- The opposition is against the Triple Talaq bill in its current form
- The new law provides for a three-year jail term for Muslim men
- Most opposition parties are opposed to the Bill's stringent provisions
The bill to ban instant Triple Talaq is likely to be taken up for consideration and passage in the Lok Sabha today. The opposition is against the bill in its current form, contending that it would end up victimising Muslims. The new law provides for a three-year jail term for Muslim men who get an instant divorce by uttering "Talaq" thrice. The ruling BJP has issued a whip to its lawmakers, asking them to be present in the lower house for the voting.
While the bill is expected to have a smooth passage through Lok Sabha, roadblocks are expected in the upper house. Besides all parties in the Congress-led United Progressive Alliance, outfits such as Naveen Patnaik's Biju Janata Dal and Andhra Pradesh's ruling YSR Congress will object to the bill in the Rajya Sabha. Even BJP ally Nitish Kumar has said his Janata Dal United will oppose it.
Most opposition parties, including the Congress, were opposed to stringent provisions like jail term for the husband. They contended that a penal provision cannot be introduced in a domestic issue that's essentially civil in nature and that the bill, in its current form, would end up victimising the Muslims.
The parties want the bill to be sent to a parliamentary committee for further discussion.
The BJP, which returned with a larger majority than in 2014 in the recently concluded national elections, has repeatedly underscored the need to pass the Triple Talaq bill.
The government contends that the bill is vital for promoting gender equity. Central ministers have gone public saying it is tied to the Prime Minister's new motto of "Sabka Saath, Sabka Vikas, Sabka Vishwas".
Obstruction in the Rajya Sabha had stalled the bill earlier this year, when it was presented in parliament during the first tenure of Prime Minister Narendra Modi's government.

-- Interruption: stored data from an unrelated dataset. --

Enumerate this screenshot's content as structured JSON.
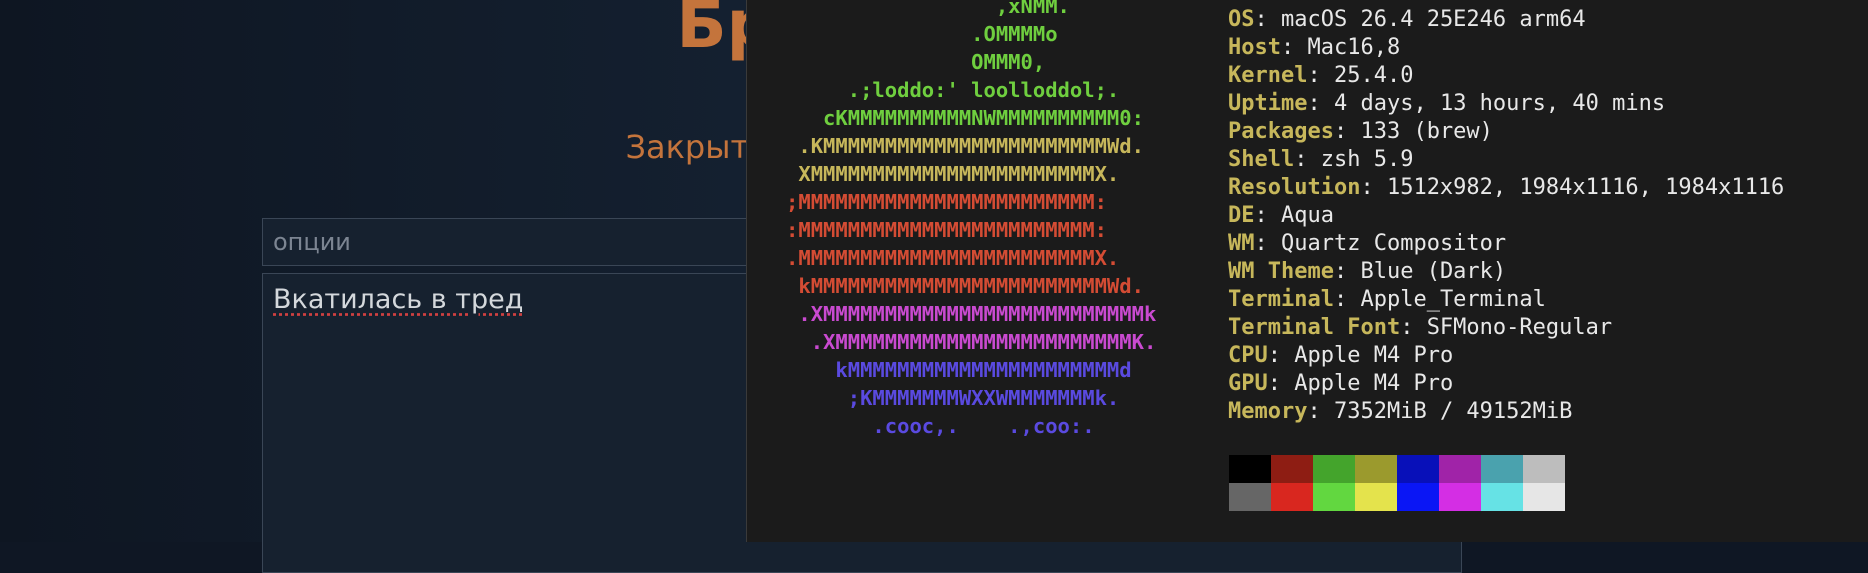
{
  "web_page": {
    "board_title": "Бре",
    "close_form_link": "Закрыть форм",
    "options_placeholder": "опции",
    "message_text": "Вкатилась в тред"
  },
  "terminal": {
    "logo_lines": [
      {
        "text": "                    ,xNMM.",
        "color": "#6fcf3f"
      },
      {
        "text": "                  .OMMMMo",
        "color": "#6fcf3f"
      },
      {
        "text": "                  OMMM0,",
        "color": "#6fcf3f"
      },
      {
        "text": "        .;loddo:' loolloddol;.",
        "color": "#6fcf3f"
      },
      {
        "text": "      cKMMMMMMMMMMNWMMMMMMMMMM0:",
        "color": "#6fcf3f"
      },
      {
        "text": "    .KMMMMMMMMMMMMMMMMMMMMMMMWd.",
        "color": "#c7b75b"
      },
      {
        "text": "    XMMMMMMMMMMMMMMMMMMMMMMMX.",
        "color": "#c7b75b"
      },
      {
        "text": "   ;MMMMMMMMMMMMMMMMMMMMMMMM:",
        "color": "#d44c34"
      },
      {
        "text": "   :MMMMMMMMMMMMMMMMMMMMMMMM:",
        "color": "#d44c34"
      },
      {
        "text": "   .MMMMMMMMMMMMMMMMMMMMMMMMX.",
        "color": "#d44c34"
      },
      {
        "text": "    kMMMMMMMMMMMMMMMMMMMMMMMMWd.",
        "color": "#d44c34"
      },
      {
        "text": "    .XMMMMMMMMMMMMMMMMMMMMMMMMMMk",
        "color": "#c94ad0"
      },
      {
        "text": "     .XMMMMMMMMMMMMMMMMMMMMMMMMK.",
        "color": "#c94ad0"
      },
      {
        "text": "       kMMMMMMMMMMMMMMMMMMMMMMd",
        "color": "#5a4ae0"
      },
      {
        "text": "        ;KMMMMMMMWXXWMMMMMMMk.",
        "color": "#5a4ae0"
      },
      {
        "text": "          .cooc,.    .,coo:.",
        "color": "#5a4ae0"
      }
    ],
    "info_rows": [
      {
        "key": "OS",
        "value": "macOS 26.4 25E246 arm64"
      },
      {
        "key": "Host",
        "value": "Mac16,8"
      },
      {
        "key": "Kernel",
        "value": "25.4.0"
      },
      {
        "key": "Uptime",
        "value": "4 days, 13 hours, 40 mins"
      },
      {
        "key": "Packages",
        "value": "133 (brew)"
      },
      {
        "key": "Shell",
        "value": "zsh 5.9"
      },
      {
        "key": "Resolution",
        "value": "1512x982, 1984x1116, 1984x1116"
      },
      {
        "key": "DE",
        "value": "Aqua"
      },
      {
        "key": "WM",
        "value": "Quartz Compositor"
      },
      {
        "key": "WM Theme",
        "value": "Blue (Dark)"
      },
      {
        "key": "Terminal",
        "value": "Apple_Terminal"
      },
      {
        "key": "Terminal Font",
        "value": "SFMono-Regular"
      },
      {
        "key": "CPU",
        "value": "Apple M4 Pro"
      },
      {
        "key": "GPU",
        "value": "Apple M4 Pro"
      },
      {
        "key": "Memory",
        "value": "7352MiB / 49152MiB"
      }
    ],
    "swatch_colors": [
      "#000000",
      "#8e1d13",
      "#44a42c",
      "#9b9a2d",
      "#0810b9",
      "#a023a8",
      "#4aa2ae",
      "#bdbdbd",
      "#666666",
      "#d9271f",
      "#62d740",
      "#e4e34c",
      "#0a16f5",
      "#d42ee4",
      "#66e2e5",
      "#e6e6e6"
    ]
  }
}
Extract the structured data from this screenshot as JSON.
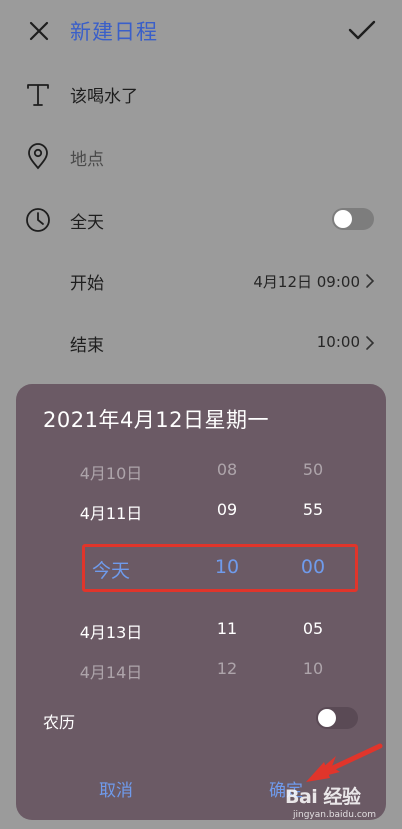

The government rejected the demand and the bill had lapsed.
This time, Union minister Prakash Javadekar said the government has "taken note of the objections that were earlier raised". But the legislation, he indicated, has to be made as the matter is "about justice".
On Wednesday, the opposition, at a meeting chaired by Congress's Sonia Gandhi, decided to hold a planned boycott of the ongoing parliament session over the government's refusal to send some controversial bills for further scrutiny. The list is headed by the bill on Triple Talaq.